I'm working on a service where users can set up webhooks to notify them about certain events. However, I'm unsure how to handle failures when sending these requests. For instance, if the server expected to receive the requests is down for several hours, what should I do? Would it be better to just log the failure, try again later, use a task queue like Celery or RabbitMQ, or maybe a combination of these options?
2 Answers
When it comes to handling webhook failures in a SaaS, I typically return a unique error code for the user and log that error in a dedicated database. This allows me to keep track of how often each error occurs over time. It's much easier to troubleshoot when I can refer back to the error code, as it gives a clear indication of what went wrong.
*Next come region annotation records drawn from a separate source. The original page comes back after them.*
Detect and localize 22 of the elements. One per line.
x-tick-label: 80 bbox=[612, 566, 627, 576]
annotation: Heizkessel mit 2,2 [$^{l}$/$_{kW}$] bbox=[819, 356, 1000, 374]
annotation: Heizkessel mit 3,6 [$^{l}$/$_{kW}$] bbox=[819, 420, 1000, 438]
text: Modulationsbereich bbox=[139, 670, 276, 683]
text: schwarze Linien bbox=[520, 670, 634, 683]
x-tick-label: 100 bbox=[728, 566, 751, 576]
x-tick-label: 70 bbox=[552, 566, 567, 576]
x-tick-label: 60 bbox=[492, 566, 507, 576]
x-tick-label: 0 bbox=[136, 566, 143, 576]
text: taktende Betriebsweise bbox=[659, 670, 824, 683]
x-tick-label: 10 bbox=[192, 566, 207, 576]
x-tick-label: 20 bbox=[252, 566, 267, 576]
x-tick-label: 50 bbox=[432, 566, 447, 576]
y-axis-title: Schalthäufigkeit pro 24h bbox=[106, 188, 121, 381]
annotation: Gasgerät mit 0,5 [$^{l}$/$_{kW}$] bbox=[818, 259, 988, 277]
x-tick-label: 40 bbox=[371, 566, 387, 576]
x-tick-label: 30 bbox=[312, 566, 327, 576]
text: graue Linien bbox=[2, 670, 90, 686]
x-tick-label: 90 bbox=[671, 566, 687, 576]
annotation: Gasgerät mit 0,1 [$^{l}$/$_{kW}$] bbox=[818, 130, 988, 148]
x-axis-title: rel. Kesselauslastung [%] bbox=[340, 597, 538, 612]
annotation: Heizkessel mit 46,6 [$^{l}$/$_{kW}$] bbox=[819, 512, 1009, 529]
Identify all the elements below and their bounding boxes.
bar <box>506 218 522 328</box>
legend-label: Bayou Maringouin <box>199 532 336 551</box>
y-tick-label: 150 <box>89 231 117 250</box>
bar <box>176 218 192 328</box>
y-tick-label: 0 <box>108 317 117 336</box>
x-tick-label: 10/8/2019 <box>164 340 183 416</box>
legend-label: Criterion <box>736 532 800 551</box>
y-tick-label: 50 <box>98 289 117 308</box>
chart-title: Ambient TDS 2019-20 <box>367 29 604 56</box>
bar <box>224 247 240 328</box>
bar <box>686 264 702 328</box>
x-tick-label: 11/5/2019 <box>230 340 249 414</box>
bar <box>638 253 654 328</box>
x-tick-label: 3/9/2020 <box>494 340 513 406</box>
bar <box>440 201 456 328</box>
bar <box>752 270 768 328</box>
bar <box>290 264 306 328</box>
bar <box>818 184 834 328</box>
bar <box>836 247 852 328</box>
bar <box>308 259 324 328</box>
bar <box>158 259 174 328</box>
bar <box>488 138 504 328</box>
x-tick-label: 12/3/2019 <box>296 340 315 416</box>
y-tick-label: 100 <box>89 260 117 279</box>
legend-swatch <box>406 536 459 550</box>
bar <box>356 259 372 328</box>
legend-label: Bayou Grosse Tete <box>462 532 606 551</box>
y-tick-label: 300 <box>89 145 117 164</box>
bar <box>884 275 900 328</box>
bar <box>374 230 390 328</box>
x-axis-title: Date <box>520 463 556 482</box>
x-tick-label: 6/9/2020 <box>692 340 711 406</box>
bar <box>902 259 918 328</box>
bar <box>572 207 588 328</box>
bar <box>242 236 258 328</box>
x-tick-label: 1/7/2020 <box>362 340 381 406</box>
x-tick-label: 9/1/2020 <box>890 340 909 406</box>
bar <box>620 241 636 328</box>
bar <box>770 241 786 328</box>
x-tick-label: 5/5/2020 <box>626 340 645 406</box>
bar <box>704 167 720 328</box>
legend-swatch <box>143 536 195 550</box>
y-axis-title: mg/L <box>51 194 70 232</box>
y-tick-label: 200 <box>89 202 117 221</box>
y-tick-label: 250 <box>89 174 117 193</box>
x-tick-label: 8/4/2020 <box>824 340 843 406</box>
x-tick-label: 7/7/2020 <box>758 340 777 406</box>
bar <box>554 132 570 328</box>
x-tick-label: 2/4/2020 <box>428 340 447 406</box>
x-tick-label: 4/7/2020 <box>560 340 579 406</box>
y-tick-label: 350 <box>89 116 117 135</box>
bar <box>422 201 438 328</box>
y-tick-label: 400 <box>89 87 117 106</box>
A robust approach is to send webhooks using a background job queue like BullMQ for Node.js or Celery for Python. This prevents your main application from being blocked. If a request fails, employ a retry strategy with exponential backoff—like waiting 1 second, then 5 seconds, then 30 seconds—up to a maximum number of attempts or a time limit of around 24 hours. Be sure to log every attempt so users can investigate if needed. If it fails after all retries, you can either mark it as failed and notify the user or allow them to try again manually. This setup creates a reliable and scalable webhook system, even when the receiving server is down for extended periods.
I'm aiming for a clean implementation as well. I used Celery earlier this year and got criticized for overcomplicating things, so I'm cautious now. I'd prefer to just store failures and retry later until I either succeed or give up. By the way, why not opt for RabbitMQ?